Problem Statement:

Given a string s, find the longest palindromic subsequence's length in s.

A subsequence is a sequence that can be derived from another sequence by deleting some or no elements without changing the order of the remaining elements.

Example 1:

Input: s = "bbbab"
Output: 4
Explanation: One possible longest palindromic subsequence is "bbbb".

Example 2:

Input: s = "cbbd"
Output: 2
Explanation: One possible longest palindromic subsequence is "bb".

Constraints:

1 <= s.length <= 1000
s consists only of lowercase English letters.

Solution:

Approach

We denote dp[i][j] as the answer for the string s[i...j]. Hence final answer is dp[0][n-1] where n is length of string s.

Now, to get dp[i][j], we firstly start with the base case that is if i==j or i==j+1. Both of these are trivial to calculate. For other cases, we have three possiilities. Multiple of these can be true at a a time but the answer will still hold true.

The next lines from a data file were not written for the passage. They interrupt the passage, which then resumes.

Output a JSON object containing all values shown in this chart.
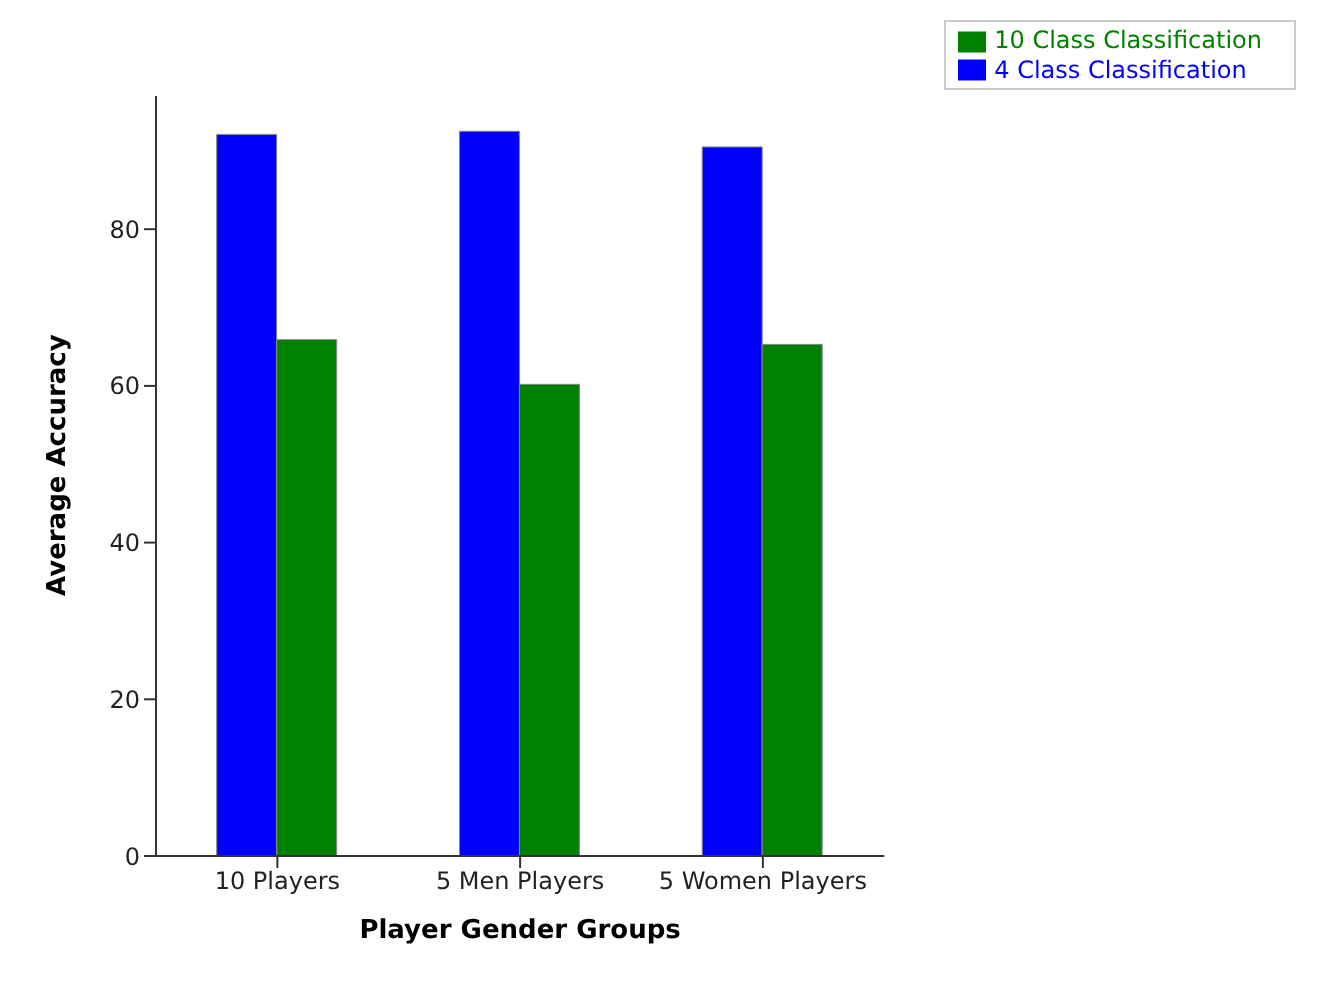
{
  "chart_data": {
    "type": "bar",
    "xlabel": "Player Gender Groups",
    "ylabel": "Average Accuracy",
    "categories": [
      "10 Players",
      "5 Men Players",
      "5 Women Players"
    ],
    "series": [
      {
        "name": "4 Class Classification",
        "color": "#0000ff",
        "values": [
          92.1,
          92.5,
          90.5
        ]
      },
      {
        "name": "10 Class Classification",
        "color": "#008000",
        "values": [
          65.9,
          60.2,
          65.3
        ]
      }
    ],
    "ylim": [
      0,
      97
    ],
    "yticks": [
      0,
      20,
      40,
      60,
      80
    ],
    "grid": false,
    "legend": "top right"
  }
}
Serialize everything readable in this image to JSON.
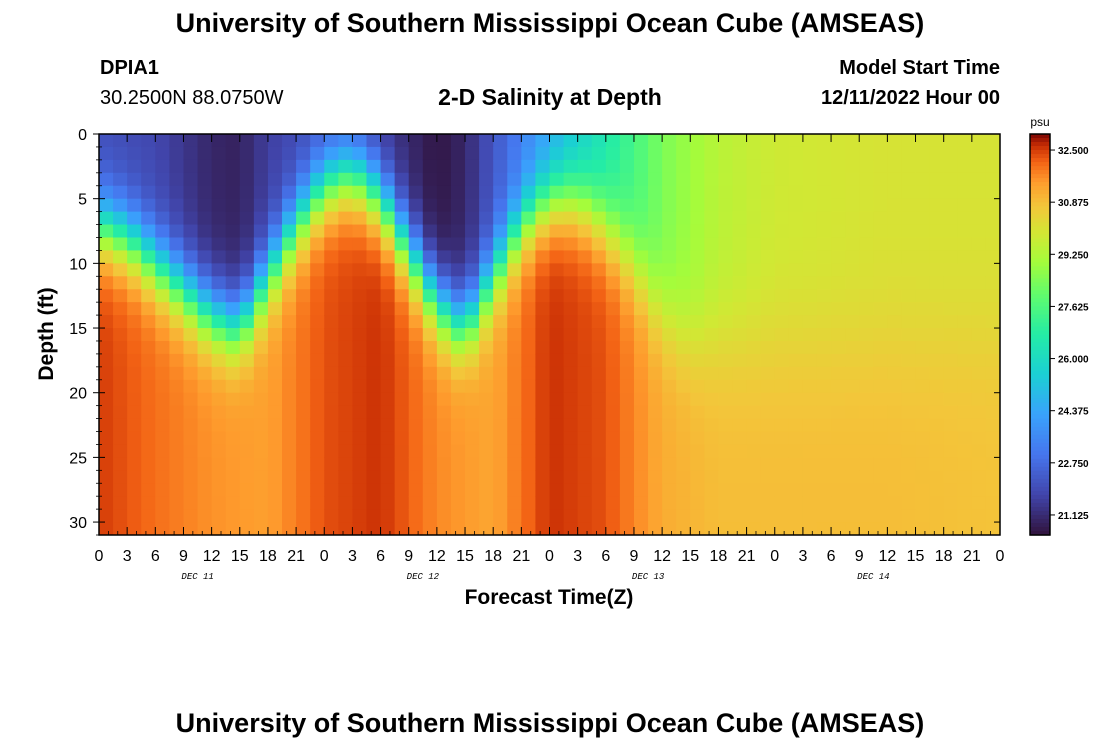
{
  "page": {
    "title": "University of Southern Mississippi Ocean Cube (AMSEAS)",
    "title_repeat": "University of Southern Mississippi Ocean Cube (AMSEAS)",
    "station_id": "DPIA1",
    "station_coords": "30.2500N  88.0750W",
    "plot_title": "2-D Salinity at Depth",
    "model_start_label": "Model Start Time",
    "model_start_value": "12/11/2022 Hour 00"
  },
  "chart_data": {
    "type": "heatmap",
    "title": "2-D Salinity at Depth",
    "xlabel": "Forecast Time(Z)",
    "ylabel": "Depth (ft)",
    "x_range_hours": [
      0,
      96
    ],
    "y_range_ft": [
      0,
      31
    ],
    "y_inverted": true,
    "x_tick_step_hours": 3,
    "x_tick_labels": [
      "0",
      "3",
      "6",
      "9",
      "12",
      "15",
      "18",
      "21",
      "0",
      "3",
      "6",
      "9",
      "12",
      "15",
      "18",
      "21",
      "0",
      "3",
      "6",
      "9",
      "12",
      "15",
      "18",
      "21",
      "0",
      "3",
      "6",
      "9",
      "12",
      "15",
      "18",
      "21",
      "0"
    ],
    "y_ticks": [
      0,
      5,
      10,
      15,
      20,
      25,
      30
    ],
    "day_labels": [
      "DEC 11",
      "DEC 12",
      "DEC 13",
      "DEC 14"
    ],
    "colorbar": {
      "unit": "psu",
      "min": 20.5,
      "max": 33.0,
      "tick_values": [
        32.5,
        30.875,
        29.25,
        27.625,
        26.0,
        24.375,
        22.75,
        21.125
      ],
      "tick_labels": [
        "32.500",
        "30.875",
        "29.250",
        "27.625",
        "26.000",
        "24.375",
        "22.750",
        "21.125"
      ]
    },
    "field_model": {
      "hour_step": 1.5,
      "depth_step_ft": 1,
      "surface_salinity": [
        [
          0,
          22.0
        ],
        [
          6,
          21.8
        ],
        [
          12,
          21.0
        ],
        [
          15,
          20.9
        ],
        [
          18,
          21.6
        ],
        [
          24,
          22.2
        ],
        [
          27,
          22.0
        ],
        [
          30,
          21.5
        ],
        [
          36,
          20.6
        ],
        [
          39,
          21.0
        ],
        [
          42,
          22.2
        ],
        [
          46,
          23.6
        ],
        [
          50,
          25.0
        ],
        [
          55,
          26.8
        ],
        [
          60,
          28.4
        ],
        [
          66,
          29.4
        ],
        [
          72,
          29.8
        ],
        [
          84,
          30.0
        ],
        [
          96,
          30.0
        ]
      ],
      "bottom_salinity": [
        [
          0,
          32.5
        ],
        [
          6,
          32.0
        ],
        [
          12,
          31.6
        ],
        [
          18,
          31.4
        ],
        [
          24,
          32.3
        ],
        [
          30,
          32.6
        ],
        [
          36,
          31.7
        ],
        [
          42,
          31.3
        ],
        [
          48,
          32.6
        ],
        [
          54,
          32.3
        ],
        [
          60,
          31.2
        ],
        [
          66,
          30.9
        ],
        [
          72,
          30.9
        ],
        [
          84,
          30.9
        ],
        [
          96,
          30.8
        ]
      ],
      "halocline_depth_ft": [
        [
          0,
          7
        ],
        [
          3,
          8
        ],
        [
          6,
          10
        ],
        [
          9,
          12
        ],
        [
          12,
          14
        ],
        [
          15,
          15
        ],
        [
          18,
          11
        ],
        [
          21,
          7
        ],
        [
          24,
          4
        ],
        [
          27,
          3
        ],
        [
          30,
          5
        ],
        [
          33,
          9
        ],
        [
          36,
          13
        ],
        [
          39,
          15
        ],
        [
          42,
          11
        ],
        [
          45,
          7
        ],
        [
          48,
          5
        ],
        [
          51,
          5
        ],
        [
          54,
          7
        ],
        [
          57,
          10
        ],
        [
          60,
          14
        ],
        [
          63,
          16
        ],
        [
          66,
          16
        ],
        [
          72,
          16
        ],
        [
          84,
          16
        ],
        [
          96,
          16
        ]
      ],
      "halocline_thickness_ft": [
        [
          0,
          4
        ],
        [
          48,
          4
        ],
        [
          60,
          5
        ],
        [
          66,
          6
        ],
        [
          72,
          7
        ],
        [
          96,
          7
        ]
      ]
    }
  }
}
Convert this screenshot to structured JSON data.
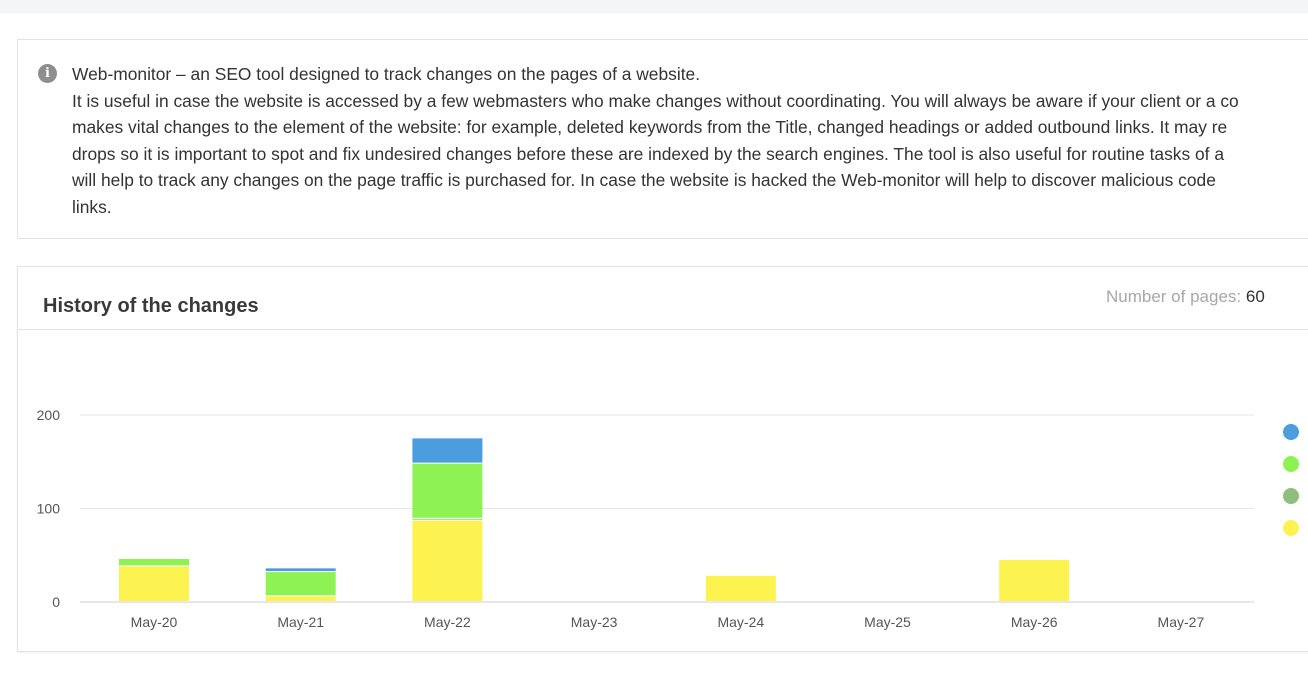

The subsequence lies in s[i+1..j]
The subsequence lies in s[i..j-1]
s[i] and s[j] are part of the subsequence

We take a maximum of all these cases as the answer.

Code

 
int longestPalindromeSubseq(string s) 
{
    int n = s.length();
    vector<vector<int>> dp (n, vector<int>(n, -1));
    for (int len=1; len<=n; len++)
    {
        for (int i=0; i+len-1<n; i++)
        {
            int j = i+len-1;
            if (len==1) dp[i][j] = 1;
            else if (len==2) dp[i][j] = ((s[i]==s[j]) ? 2 : 1);
            else
            {
                int a = dp[i+1][j-1] + ((s[i]==s[j])?2:0);
                int b = dp[i+1][j];
                int c = dp[i][j-1];
                dp[i][j] = max(max(a,b),c);
            }
        }
    }
    return dp[0][n-1];
}

Analysis:

TC: $O(n^2)$ SC: $O(n^2)$